Where required on Lux’s Purchase Order, its suppliers must use Lux’s customer-approved special process sources. These sources will be communicated to you by Lux in advance or with the Purchase Order Lux shall be contacted (by the supplier) in the event of nonconforming product/material. Arrangements for the approval of supplier nonconforming product/material must be directed by Lux.
Counterfeit Parts Requirement: Supplier represents and warrants that only new and authentic materials are obtained and that material is obtained only from Original Component Manufacturer (OCM) or the Original Equipment Manufacturer (OEM). No other material or part, other than new and authentic is to be utilized or provided to Lux Manufacturing. Should it be determined that seller has supplied counterfeit part(s), seller must notify Lux Manufacturing immediately. Lux Manufacturing may require the replacement of all material with non-counterfeit parts at the expense of the seller. Seller shall be liable for all costs of the buyer, including expenses, if any, in correcting the matter to the satisfaction of Lux Manufacturing and its customer(s).
The supplier shall notify Lux of any changes to a product and/or process including changes of their providers or location of manufacture and to obtain approval of such change from Lux.
Lux requires that all applicable requirements including customer requirements to flow-down to suppliers.
When requested by Lux,or its customers, suppliers shall provide test specimens for inspection/verification, investigation and/or auditing purposes
All certifications, test reports, and test reports and inspection reports, and calibration records shall be retained for a minimum of seven years, unless otherwise specified by Lux. These records shall be made available to Lux, its customers, or a regulatory agency upon request. After seven years, all documentation must be destroyed in a method which ensures data/information is unusable. If the business relationship between vendor and supplier ends prior to seven years, Lux must be contacted regarding final disposition.
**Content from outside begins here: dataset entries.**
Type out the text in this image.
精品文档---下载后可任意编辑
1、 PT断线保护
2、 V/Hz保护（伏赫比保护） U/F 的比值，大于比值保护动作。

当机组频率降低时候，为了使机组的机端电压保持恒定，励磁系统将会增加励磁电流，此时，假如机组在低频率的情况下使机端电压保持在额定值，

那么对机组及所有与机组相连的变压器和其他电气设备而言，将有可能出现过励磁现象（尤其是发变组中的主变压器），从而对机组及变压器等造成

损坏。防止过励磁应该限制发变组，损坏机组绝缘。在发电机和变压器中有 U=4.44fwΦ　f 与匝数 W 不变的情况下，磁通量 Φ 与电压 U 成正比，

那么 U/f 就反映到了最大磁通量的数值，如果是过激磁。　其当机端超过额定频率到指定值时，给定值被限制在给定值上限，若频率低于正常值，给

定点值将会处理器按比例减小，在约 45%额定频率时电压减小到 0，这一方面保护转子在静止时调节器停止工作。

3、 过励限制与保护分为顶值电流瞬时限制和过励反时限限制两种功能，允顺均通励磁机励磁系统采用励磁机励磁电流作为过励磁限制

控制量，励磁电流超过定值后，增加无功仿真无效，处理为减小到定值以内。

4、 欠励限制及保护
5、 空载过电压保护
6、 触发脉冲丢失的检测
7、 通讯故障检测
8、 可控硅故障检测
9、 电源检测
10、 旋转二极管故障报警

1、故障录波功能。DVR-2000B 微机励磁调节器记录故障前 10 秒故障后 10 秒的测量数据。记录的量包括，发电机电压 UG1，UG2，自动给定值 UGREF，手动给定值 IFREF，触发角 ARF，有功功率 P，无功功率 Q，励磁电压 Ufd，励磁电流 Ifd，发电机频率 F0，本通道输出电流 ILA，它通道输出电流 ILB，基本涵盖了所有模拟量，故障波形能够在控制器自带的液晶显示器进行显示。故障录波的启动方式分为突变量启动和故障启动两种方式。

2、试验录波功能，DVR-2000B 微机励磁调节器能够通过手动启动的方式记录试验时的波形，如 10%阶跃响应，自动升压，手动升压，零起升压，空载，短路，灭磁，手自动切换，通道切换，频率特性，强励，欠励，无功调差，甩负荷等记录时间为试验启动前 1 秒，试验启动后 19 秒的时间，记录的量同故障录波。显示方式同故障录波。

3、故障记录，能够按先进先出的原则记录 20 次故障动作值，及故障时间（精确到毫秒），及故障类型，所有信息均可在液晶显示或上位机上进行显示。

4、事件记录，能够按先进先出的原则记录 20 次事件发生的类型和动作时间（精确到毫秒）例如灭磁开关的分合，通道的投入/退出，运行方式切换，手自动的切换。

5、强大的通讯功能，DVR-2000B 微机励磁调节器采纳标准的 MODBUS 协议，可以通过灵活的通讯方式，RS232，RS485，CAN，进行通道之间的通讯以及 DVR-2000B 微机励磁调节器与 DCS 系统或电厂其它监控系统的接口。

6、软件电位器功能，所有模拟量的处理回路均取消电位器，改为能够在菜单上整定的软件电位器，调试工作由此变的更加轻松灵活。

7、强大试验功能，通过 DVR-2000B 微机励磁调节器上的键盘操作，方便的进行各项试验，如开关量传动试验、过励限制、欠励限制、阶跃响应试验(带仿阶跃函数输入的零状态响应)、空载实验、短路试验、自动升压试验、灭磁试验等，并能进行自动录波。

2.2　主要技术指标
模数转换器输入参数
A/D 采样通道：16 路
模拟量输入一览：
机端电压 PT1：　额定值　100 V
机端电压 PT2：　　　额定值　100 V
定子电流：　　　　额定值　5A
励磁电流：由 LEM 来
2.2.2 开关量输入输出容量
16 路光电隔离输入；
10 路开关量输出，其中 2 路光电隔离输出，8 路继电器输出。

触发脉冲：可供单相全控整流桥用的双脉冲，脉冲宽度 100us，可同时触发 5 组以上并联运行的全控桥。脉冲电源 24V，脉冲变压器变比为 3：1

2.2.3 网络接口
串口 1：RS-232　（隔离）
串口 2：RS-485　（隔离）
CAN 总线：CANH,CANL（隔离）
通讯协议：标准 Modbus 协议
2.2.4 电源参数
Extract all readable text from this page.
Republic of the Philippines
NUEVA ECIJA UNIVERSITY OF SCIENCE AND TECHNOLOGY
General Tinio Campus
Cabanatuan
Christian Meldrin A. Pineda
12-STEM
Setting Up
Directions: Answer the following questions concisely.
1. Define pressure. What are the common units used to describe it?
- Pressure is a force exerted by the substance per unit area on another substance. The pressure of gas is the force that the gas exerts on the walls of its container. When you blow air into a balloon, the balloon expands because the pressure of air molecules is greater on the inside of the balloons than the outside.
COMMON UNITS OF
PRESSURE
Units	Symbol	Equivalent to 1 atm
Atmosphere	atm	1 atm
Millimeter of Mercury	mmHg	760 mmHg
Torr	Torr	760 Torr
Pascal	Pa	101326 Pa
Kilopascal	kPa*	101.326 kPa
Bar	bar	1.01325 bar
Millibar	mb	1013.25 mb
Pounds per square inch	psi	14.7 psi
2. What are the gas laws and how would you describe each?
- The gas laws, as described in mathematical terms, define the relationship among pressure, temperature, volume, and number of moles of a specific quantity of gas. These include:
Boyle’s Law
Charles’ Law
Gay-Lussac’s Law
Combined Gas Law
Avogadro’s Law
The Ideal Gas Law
Suppliers are required to establish and maintain a Foreign Object Debris (FOD) prevention program that employs appropriate housekeeping practices to assure timely detection and removal of residue/debris generated, during operations and normal daily tasks.
l) Lux, their customers, and regulatory authorities retain the right of access to the applicable areas of facilities and to application documented information, at any level of the supply chain.
m) Supplier shall ensure that employees and people working on its behalf are aware of their contributions to product or service conformity, their contribution to product safety, and the importance of ethical behavior.